I can confirm that the same input produces correct mappings in a LibreOffice-generated PDF while using both glyphs. Unfortunately, I lack detailed knowledge about how mappings in PDFs work. However, it's clear that all the necessary information to map alternate glyphs correctly exists in the font, as LibreOffice handles it successfully.
This is likely an issue with XeTeX itself or the LaTeX packages it relies on. I will report this to their team and am closing this issue, as it is no longer relevant.
Thank you for such a great font!
I just realized what is going on.
The Contextual Alternates (calt) feature is substituting the case alternate glyphs (which are a little higher).
So parenleft becomes parenleft.case, etc.
But I do not know why Tabular Figures (tnum) is then also applied - so parenleft.case becomes parenleft.case.tf.
tnum is not On by default - so something is enabling it.
calt is On by default, so you would need to disable it if desired.
@kenmcd Sorry, did I rush to close the issue? Feel free to reopen it if you believe it is related to the font.
@kenmcd This completely blew my mind, as the following produces correct mappings by enabling the tnum feature, not disabling it:
\documentclass{article}
\pagestyle{empty}
\usepackage{fontspec}
\setmainfont{Inter}[
Path = ./fonts/Inter-4.1/extras/otf/,
Extension = .otf,
UprightFont = *-Regular,
BoldFont = *-Bold,
ItalicFont = *-Italic,
BoldItalicFont = *-BoldItalic,
RawFeature = +tnum
]
\begin{document}
(C++) (c++) (100\%)
\end{document}
No, I do not think this is an issue (error) with the font.
The automatic calt replacements often confuse users.
According to OpenType specs...
calt default should be On
tnum default should be Off
Just to be sure, I checked Inter v4.1 Regular OTF - and calt and tnum appear to be working as expected.
And as you mention, it works correctly in LibreOffice.
So the tnum being On by default appears to be a problem with XeLaTeX.
Something appears to be broken there.
You should probably file a bug with XeLaTeX about the odd tnum behavior.
The font’s cmap table maps PUA code points to alternate glyphs. This is an outdated, and IMO wrong, practice.
Some PDF producers like XeTeX here will use the cmap mappings for PDF text extraction, others like LibreOffice here, will use the respective code point(s) from input text regardless of the cmap mapping.
Try using \XeTeXgenerateactualtext=1, it might fix the text extraction issue with XeTeX.
Seeing https://github.com/rsms/inter/issues/541, it is seems unlikely that PUA mappings are going away.

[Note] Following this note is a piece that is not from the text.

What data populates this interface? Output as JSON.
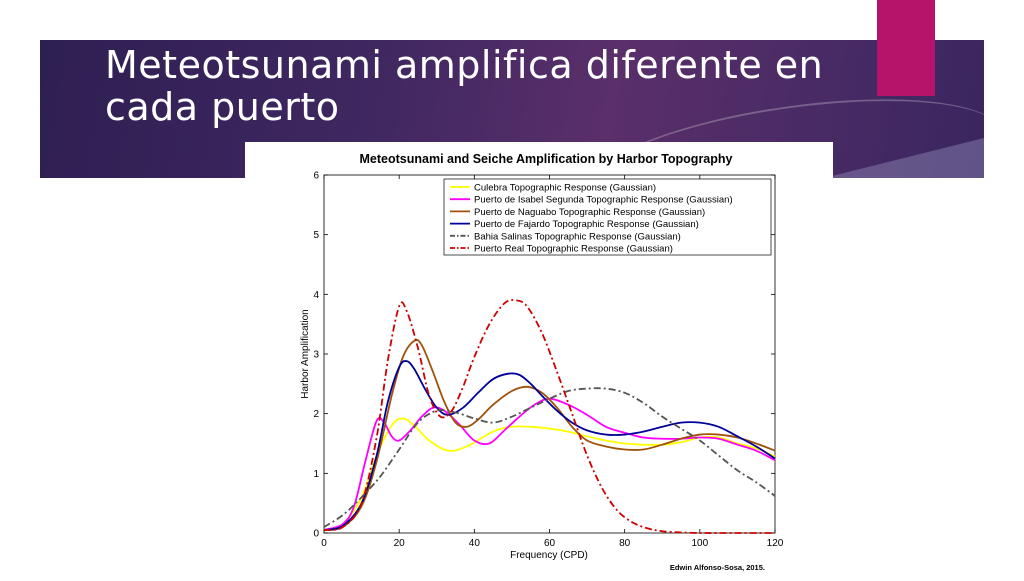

@khaledhosny I can confirm that \XeTeXgenerateactualtext=1 works. I will write a PR for README.md, as this is an important peculiarity of the font that can take hours of debugging for those using XeTeX.

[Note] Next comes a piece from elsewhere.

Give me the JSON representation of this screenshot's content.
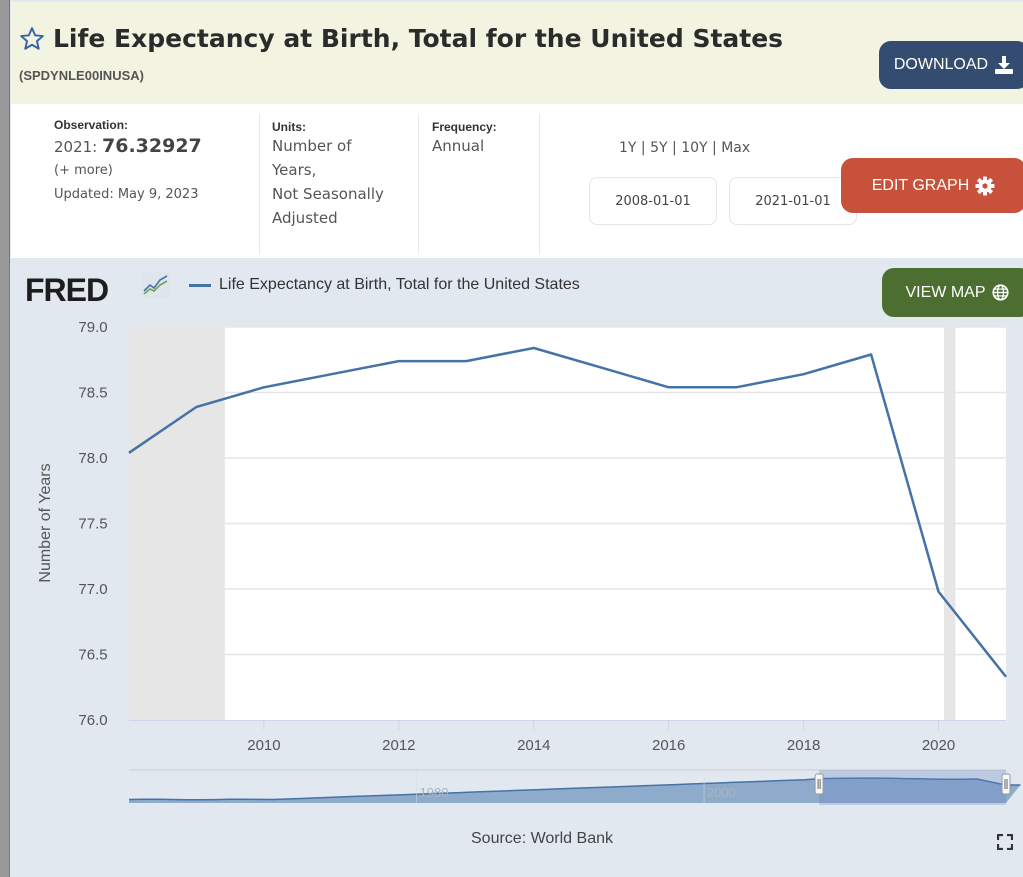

The solution with \XeTeXgenerateactualtext=1 fixes only part of the problem. When set to 1, the /ActualText entry is added to the output PDF, improving copy/paste and search functionality in PDF viewers. However, some tools like pdftotext respect this entry, while others, like macOS Preview, do not. Since my goal is to maximise accessibility for my document, my current solution is to fall back to Inter v3.19 for now.
Just a wild guess: could it be worth mapping these glyphs to both the Private Use Area (PUA) and the actual text? I mean having the calt feature produce actual text mappings while also making these glyphs accessible in the PUA through Unicode codes for those who need them there. I'm not a font expert and have no idea if this is feasible. However, if it is, XeTeX is a significant tool, and there are only 32 glyphs involved, as noted in https://github.com/rsms/inter/issues/541.
The proper code points are already mapped to the default glyphs, and it is not possible to map the same code point to different glyphs in cmap.